TÜİK verilerine bakılıp yola çıkıldığında Türkiye'de her gün 9 ile 10 kişinin kendi hayatını sonlandırdığını görmekteyiz. Bu veriler TÜİK ve bakanlıklar tarafından kategorilere ayrılmış şekilde; öğrenim başarısızlığı, ticari başarısızlık, hastalık, aile geçimsizliği, geçim zorluğu, hissi ilişki ve kendi istediği ile evlenmeme, bilinmeyen ve diğer. 2012 yılı bilinmeyen kategoriye bakıldığında intiharlar %53, 1 şeklinde. Yani Türkiye'de intihar sebeplerinin %53,1'i raporlanamıyor ve nedenleri belirsiz. Gerekçesi belirtilmeyen intiharlar 2018 yılında 1.555 olarak kaydedilmiş. Yine 2018 yılı intihar sebepleri başlığı altında bulunan ve diğer kategorisi ile gösterilen veri oranı %27 olarak mevcut. Kategoriler arasında ne bir istismar ne de tecavüz boyutu var. Hatta toplum baskısı ile ilgili bir içerik bulunmaması da ayrı bir problematik. 
Buna benzer tüm sorunlar elbette ki sadece Türkiye'de mevcut değil. Dünya genelinde bu sorunlar malesef ki kendini göstermeye devam ediyor. 

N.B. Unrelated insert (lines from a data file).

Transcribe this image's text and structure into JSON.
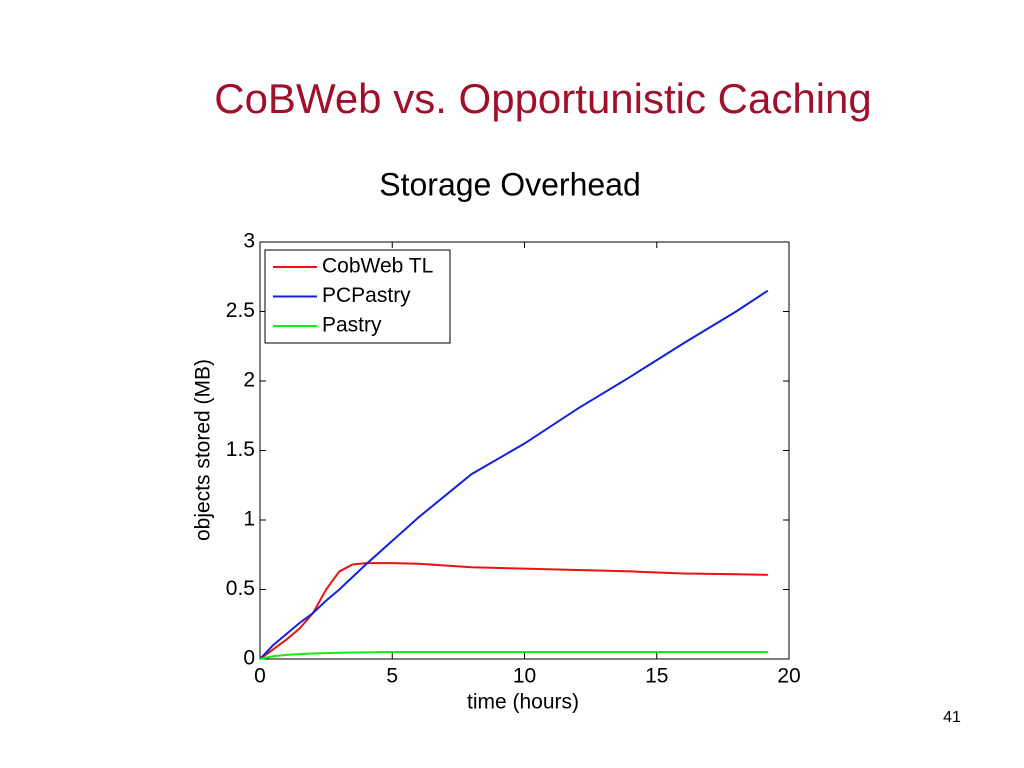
{
  "slide_title": "CoBWeb vs. Opportunistic Caching",
  "page_number": "41",
  "chart_data": {
    "type": "line",
    "title": "Storage Overhead",
    "x_label": "time (hours)",
    "y_label": "objects stored (MB)",
    "x": [
      0,
      0.5,
      1,
      1.5,
      2,
      2.5,
      3,
      3.5,
      4,
      5,
      6,
      8,
      10,
      12,
      14,
      16,
      18,
      19.2
    ],
    "series": [
      {
        "name": "CobWeb TL",
        "color": "#ee1111",
        "values": [
          0,
          0.07,
          0.14,
          0.22,
          0.33,
          0.5,
          0.63,
          0.68,
          0.69,
          0.69,
          0.685,
          0.66,
          0.65,
          0.64,
          0.63,
          0.615,
          0.61,
          0.605
        ]
      },
      {
        "name": "PCPastry",
        "color": "#1122dd",
        "values": [
          0,
          0.1,
          0.18,
          0.26,
          0.33,
          0.42,
          0.5,
          0.59,
          0.68,
          0.85,
          1.02,
          1.33,
          1.55,
          1.8,
          2.03,
          2.27,
          2.5,
          2.65
        ]
      },
      {
        "name": "Pastry",
        "color": "#11ee11",
        "values": [
          0,
          0.02,
          0.03,
          0.035,
          0.04,
          0.042,
          0.045,
          0.047,
          0.048,
          0.05,
          0.05,
          0.05,
          0.05,
          0.05,
          0.05,
          0.05,
          0.05,
          0.05
        ]
      }
    ],
    "xlim": [
      0,
      20
    ],
    "xticks": [
      0,
      5,
      10,
      15,
      20
    ],
    "ylim": [
      0,
      3
    ],
    "yticks": [
      0,
      0.5,
      1,
      1.5,
      2,
      2.5,
      3
    ],
    "grid": false,
    "legend": "upper-left"
  }
}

Ünlü psikanaliz ve nörolog Sigmund Freud tecavüz ve tacizin geldiği nokta olarak aile ortamını göstermişti. Bu görüşe uzun bir süre karşı çıkılmıştı ancak işin çok büyük boyutlara ulaşması ile Alman Tabipler Derneği konu üzerine özellikle 1980'lerde tartışma içeren dergilerde konuya ilişkin eleştirel yazılar yazmıştı. Bu tartışma ve yazılardan sonra yaş ortalaması 9 olan kız çocuklarının evlerinde baba ve ağabeyleri tarafından istismar edildikleri şeklinde acı bir gerçek ortaya çıkmıştı. 

Olay ve olguların hepsine bakıldığında şu sonuç ortaya çıkmakta; bir kadının hayatını sonlandırması için illa onu öldürmek gerekmiyor. Sadece cinayet verileri ile bu sonuca ulaşılamaz. Olay aslında sosyolojiktir ve oldukça da büyük bir süreci kapsamaktadır. Aile içi istismar, baskı ve cinayetlerin bu seviyelerde seyretmesine rağmen Aile Bakanlığı gerçekten halen neyin muhalefetini yapmaktadır?